Making Hay While the Sun Shines

Lone star tick, yesterday. I’m eatin’ all the red meat I can while I can. *heh* (Small, small, small chance of developing alpha-gal meat allergy, but I’m gonna test my system to “destruction” just in case. 🙂 ).

Really? Do Tell. . .

I saw a social media post recently cursing at God because one of the writer’s musical icons has COPD. It’s God’s fault, apparently, that this musician’s lifestyle, which includes some pf the leading risk factors for COPD apparently contributed to his health problems, but apparently God made him engage in risky health practices. *shrugs* ‘S’all right. God has big shoulders. Curse Him if you will (for all the good it will do anyone, which is zero). *sigh*

The main causes/risk factors of COPD are:
Smoking
Air pollution
Occupational exposure- Intense and prolonged exposure to workplace dusts, chemicals and fumes
Genetics
Infectious diseases such as AIDS and tuberculosis increase risk of COPD

Heck, even the musician himself “blames” an occupational hazard, viz.,

[Ian] Anderson noted that he has not had an exacerbation for a while, an improvement he puts down to living in the pollution-free English countryside – and blamed on stage smoke machines for his ill health.

“Today they’re (smoke machines) referred to as ‘hazers,’ as if they’re somehow innocent and not damaging to your lungs,” he fumed. “I really do believe that’s a very significant part of the problem that I have.”

Another View of Faith

I have posted before that our part of faith =~= trusting obedience. Today, a streaming video study of Psalm 32 cut out shortly after verse 9 had been read, and it seemed propitious, as it spurred me to recall moments with horses that allow me to expand on that verse:

Psalm 32:9 “Be ye not as the horse, or as the mule, which have no understanding: whose mouth must be held in with bit and bridle, lest they come near unto thee.”

Several things popped out at me when I read this this AM. . .

Yes, ordinarily horses need to be controlled via external means such as a bit and bridle, for guidance’s sake for both them and any person around them, but. . .

There is much more to control of an equine than a bit in their mouths and a hand on the reins controlling them through that bit.
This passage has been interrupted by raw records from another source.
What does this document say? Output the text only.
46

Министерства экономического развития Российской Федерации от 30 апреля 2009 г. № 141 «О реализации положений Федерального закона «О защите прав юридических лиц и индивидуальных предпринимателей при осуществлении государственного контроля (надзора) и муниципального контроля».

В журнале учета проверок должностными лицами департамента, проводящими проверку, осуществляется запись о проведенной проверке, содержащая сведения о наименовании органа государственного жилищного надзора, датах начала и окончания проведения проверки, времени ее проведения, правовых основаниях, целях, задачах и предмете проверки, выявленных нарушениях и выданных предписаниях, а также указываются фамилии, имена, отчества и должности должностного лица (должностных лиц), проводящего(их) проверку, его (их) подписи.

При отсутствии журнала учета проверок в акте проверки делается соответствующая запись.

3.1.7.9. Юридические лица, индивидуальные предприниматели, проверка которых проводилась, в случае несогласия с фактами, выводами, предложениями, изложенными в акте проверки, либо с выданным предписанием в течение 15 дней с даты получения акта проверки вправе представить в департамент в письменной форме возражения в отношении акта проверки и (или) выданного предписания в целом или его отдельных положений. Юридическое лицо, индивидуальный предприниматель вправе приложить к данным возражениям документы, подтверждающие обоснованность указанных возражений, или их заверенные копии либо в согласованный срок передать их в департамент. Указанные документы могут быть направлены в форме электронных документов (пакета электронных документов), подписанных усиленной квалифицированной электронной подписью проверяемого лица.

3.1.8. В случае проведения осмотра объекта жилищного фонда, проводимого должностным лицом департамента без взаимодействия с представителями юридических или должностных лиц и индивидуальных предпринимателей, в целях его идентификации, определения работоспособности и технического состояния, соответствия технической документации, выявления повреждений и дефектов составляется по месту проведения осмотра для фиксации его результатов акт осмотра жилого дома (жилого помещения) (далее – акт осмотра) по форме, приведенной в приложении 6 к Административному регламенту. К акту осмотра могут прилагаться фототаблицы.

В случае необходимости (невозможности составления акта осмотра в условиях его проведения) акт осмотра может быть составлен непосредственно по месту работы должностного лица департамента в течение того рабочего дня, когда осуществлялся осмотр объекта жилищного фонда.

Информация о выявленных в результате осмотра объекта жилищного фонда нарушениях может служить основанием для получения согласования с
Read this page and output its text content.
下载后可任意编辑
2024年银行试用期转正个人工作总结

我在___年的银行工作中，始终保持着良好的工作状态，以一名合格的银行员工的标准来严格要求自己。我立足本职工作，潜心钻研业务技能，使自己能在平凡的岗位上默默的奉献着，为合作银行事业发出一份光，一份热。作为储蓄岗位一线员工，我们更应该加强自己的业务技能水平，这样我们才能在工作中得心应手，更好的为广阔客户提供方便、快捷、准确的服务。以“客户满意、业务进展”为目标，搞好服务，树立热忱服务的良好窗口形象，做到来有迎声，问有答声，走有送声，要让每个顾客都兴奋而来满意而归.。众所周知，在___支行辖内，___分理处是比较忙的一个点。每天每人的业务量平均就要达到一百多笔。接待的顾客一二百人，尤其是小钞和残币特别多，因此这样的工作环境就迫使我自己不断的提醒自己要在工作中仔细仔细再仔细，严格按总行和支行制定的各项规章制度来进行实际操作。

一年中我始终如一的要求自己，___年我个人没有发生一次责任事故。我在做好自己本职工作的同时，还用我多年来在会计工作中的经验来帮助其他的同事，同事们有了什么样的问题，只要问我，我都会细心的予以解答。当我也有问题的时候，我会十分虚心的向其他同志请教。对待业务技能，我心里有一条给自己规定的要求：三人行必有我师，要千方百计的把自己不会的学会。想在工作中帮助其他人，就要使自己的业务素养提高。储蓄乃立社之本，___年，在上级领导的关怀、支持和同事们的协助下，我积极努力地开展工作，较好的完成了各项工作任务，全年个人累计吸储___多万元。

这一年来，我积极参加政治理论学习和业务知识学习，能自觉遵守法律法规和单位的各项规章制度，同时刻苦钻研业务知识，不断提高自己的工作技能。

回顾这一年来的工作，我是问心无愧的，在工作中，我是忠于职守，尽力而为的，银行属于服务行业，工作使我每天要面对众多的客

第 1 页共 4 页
There can be relationship, as well, and teaching/training, and. . . trust.

The relationship between the horses and their trainer in the video above are a good metaphor, IMO, for the relationship God desires with his people: a relationship of trust and obedience. Know this full well: those horses would not be so very compliant had their trainer not well and truly earned their trust through consistent and judicious care.

While I have never experienced that level of trusting obedience from a horse, I have had glimpses of it, brief moments where the trust a horse placed in me were humbling, engendering an even greater desire to be trustworthy. If we could but grasp a bit of that for our relationship with God, we would find Him completely, over and abundantly, worthy of our trust.